Prediction of reaction kinetics for CL-20 and host–guest crystals under high temperature and pressure using neuroevolution potential

The energetic host–guest approach has been successfully applied to design various novel crystal structures. A neuroevolution potential was proposed to predict the reactive kinetics of CL-20 crystals under high temperature and pressure. In this study, molecular dynamics simulations were conducted to investigate the shock compression and thermal decomposition behaviors. During the shock compression process, temperature monitoring revealed the transition of the crystal from the unreacted Hugoniot state to the reacted Hugoniot state, which occurred after the decomposition of CL-20 molecules. The temperature rise in the reacted state followed the order: N2O > CO2 > H2O2 > NCCH3 > β > α > γ > ε. These indicate that guest molecules facilitate the reaction under shock conditions.
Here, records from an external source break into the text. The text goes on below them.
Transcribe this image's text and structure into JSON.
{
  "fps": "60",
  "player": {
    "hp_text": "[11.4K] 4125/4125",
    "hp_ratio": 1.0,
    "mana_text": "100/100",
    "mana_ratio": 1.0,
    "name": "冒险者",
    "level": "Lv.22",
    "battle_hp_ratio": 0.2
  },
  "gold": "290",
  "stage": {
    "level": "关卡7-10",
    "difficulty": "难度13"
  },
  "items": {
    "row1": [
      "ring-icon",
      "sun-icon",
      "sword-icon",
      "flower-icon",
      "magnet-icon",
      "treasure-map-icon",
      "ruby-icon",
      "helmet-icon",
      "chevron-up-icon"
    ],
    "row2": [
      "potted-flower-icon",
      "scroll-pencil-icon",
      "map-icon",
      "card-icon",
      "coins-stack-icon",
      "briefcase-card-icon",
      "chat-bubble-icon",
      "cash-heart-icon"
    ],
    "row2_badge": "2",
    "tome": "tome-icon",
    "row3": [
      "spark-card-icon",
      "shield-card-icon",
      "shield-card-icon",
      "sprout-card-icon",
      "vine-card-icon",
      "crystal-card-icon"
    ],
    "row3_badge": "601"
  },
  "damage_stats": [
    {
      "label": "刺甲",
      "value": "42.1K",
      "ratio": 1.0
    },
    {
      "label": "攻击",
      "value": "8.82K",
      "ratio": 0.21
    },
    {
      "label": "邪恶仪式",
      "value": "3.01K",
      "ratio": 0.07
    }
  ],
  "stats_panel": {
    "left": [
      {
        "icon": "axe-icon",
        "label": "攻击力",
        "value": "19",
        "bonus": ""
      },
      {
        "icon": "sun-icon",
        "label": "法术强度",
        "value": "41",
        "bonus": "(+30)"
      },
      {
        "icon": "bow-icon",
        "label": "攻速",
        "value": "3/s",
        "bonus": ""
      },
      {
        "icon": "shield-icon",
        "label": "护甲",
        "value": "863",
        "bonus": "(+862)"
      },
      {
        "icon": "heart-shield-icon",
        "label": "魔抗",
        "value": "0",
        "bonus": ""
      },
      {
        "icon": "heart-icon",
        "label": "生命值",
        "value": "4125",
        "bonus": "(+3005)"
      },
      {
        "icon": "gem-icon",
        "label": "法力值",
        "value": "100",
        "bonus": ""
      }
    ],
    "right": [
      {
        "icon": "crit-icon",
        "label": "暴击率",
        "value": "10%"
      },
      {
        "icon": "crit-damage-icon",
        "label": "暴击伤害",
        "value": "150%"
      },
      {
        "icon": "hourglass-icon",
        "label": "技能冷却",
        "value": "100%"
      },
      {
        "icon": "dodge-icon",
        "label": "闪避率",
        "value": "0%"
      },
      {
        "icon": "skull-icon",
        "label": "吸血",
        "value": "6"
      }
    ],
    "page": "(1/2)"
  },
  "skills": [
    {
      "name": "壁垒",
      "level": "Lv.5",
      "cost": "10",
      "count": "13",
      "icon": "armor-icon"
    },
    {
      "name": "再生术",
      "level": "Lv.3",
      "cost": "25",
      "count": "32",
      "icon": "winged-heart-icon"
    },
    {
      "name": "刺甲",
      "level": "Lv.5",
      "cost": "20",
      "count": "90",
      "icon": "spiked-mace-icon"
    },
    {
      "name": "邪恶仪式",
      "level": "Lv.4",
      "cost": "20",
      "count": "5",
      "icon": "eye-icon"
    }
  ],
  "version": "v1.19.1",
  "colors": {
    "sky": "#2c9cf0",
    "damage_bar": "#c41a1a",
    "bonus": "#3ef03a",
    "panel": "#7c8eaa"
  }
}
During the thermal decomposition process, monitoring the potential energy evolution showed that the initial decomposition of CL-20 molecules is an endothermic reaction, primarily producing NO2. As the temperature increased, NO2 was further consumed, and CL-20 underwent a ring-opening reaction, primarily generating CO2. NCCH3 and H2O2 molecules were consumed during the endothermic process, showing the largest and smallest potential energy changes, respectively. N2O molecules were consumed during the formation of final products, while CO2 and H2O were the final products and were not consumed. The activation energy ranking of the reactions was ε > β > γ > NCCH3 > N2O > CO2 > α > H2O2. These results provide an atomic-level perspective for controlling the detonation performance of energetic materials under high temperature and pressure.